Maintenant, il regarde son jardin taillé et sage, cette brume rampante qui rend le pays mou et instable. Il a un sentiment sale, énervé ou écœuré, tout pareil à ces débuts de maladie. « Surtout pas de femme… » C’et l’exact point qui soudain l’a contraint à quitter sa lecture. C’est bien à ça que le sang a réagi. Ces mots semblent flotter en lui sans qu’il y comprenne quelque chose. Il ne sait dire si cette phrase est l’expression d’un bonheur de n’être dans aucune relation ou si le pire est donc de manquer de femme. Tout est dans cette ambiguïté.
Lui non plus, il n’a jamais su… Quand il a pleuré un jour, était-ce de manquer ou d’avoir une femme ? Et de tout ce qui le traverse en cet instant, c’est probablement l’éclat pointu d’avoir conscience de cette si dérangeante ambivalence.

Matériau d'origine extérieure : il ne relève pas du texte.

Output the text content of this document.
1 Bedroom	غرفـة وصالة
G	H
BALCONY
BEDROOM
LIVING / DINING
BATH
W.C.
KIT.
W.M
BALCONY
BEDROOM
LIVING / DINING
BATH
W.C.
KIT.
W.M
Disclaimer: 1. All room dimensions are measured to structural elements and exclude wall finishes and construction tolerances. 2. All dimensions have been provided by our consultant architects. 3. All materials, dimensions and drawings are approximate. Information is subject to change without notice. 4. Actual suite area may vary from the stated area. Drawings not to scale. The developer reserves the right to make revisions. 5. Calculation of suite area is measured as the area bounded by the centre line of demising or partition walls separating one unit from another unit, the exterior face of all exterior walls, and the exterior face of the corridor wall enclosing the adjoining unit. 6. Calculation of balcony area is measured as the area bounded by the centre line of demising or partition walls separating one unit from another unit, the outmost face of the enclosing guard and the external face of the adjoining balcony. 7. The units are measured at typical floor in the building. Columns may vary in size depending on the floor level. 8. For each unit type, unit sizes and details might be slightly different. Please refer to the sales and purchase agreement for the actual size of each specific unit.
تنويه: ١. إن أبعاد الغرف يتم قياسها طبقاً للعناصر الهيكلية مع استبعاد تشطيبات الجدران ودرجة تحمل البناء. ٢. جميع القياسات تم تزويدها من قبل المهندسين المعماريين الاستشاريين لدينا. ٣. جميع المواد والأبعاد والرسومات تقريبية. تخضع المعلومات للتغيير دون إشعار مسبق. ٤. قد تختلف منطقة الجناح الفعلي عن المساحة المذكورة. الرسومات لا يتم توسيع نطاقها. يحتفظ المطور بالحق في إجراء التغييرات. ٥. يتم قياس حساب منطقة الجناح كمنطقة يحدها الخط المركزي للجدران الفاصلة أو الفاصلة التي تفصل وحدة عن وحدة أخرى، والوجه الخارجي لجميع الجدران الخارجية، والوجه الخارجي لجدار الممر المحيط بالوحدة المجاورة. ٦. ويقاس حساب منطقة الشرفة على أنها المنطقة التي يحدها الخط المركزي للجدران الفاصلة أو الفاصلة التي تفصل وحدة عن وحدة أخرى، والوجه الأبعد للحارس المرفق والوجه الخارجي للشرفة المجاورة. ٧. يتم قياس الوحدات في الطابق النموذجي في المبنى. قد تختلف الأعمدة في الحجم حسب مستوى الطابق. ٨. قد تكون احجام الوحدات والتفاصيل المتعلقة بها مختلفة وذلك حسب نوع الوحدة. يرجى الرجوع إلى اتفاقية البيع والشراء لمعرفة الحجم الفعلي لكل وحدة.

La brume devant lui dessine des visages disparus, auxquels le sien se mêle par le jeu de miroir de la vitre. Ce n’est pas qu’il a tant aimé de filles. Il n’en a guère connues, mais il y a eu cette femme dont le nom effacé et perdu ne résonne plus dans sa tête. Il se souvient. Elle attendait, il devait dire ou faire quelque chose. « Surtout pas de femme… » C’était, -il le sait maintenant,-ce qu’il avait dû penser alors, entre envie et peur. Elle avait attendu et puis lui avait laissé cet ultime mot. « Un jour, ta mémoire aura des bras… »
En effet, c’est bien le mal de sentir croître maintenant des rhizomes et d’innombrables moignons de désirs, dans le corps malade des souvenirs, qui le tient debout maintenant.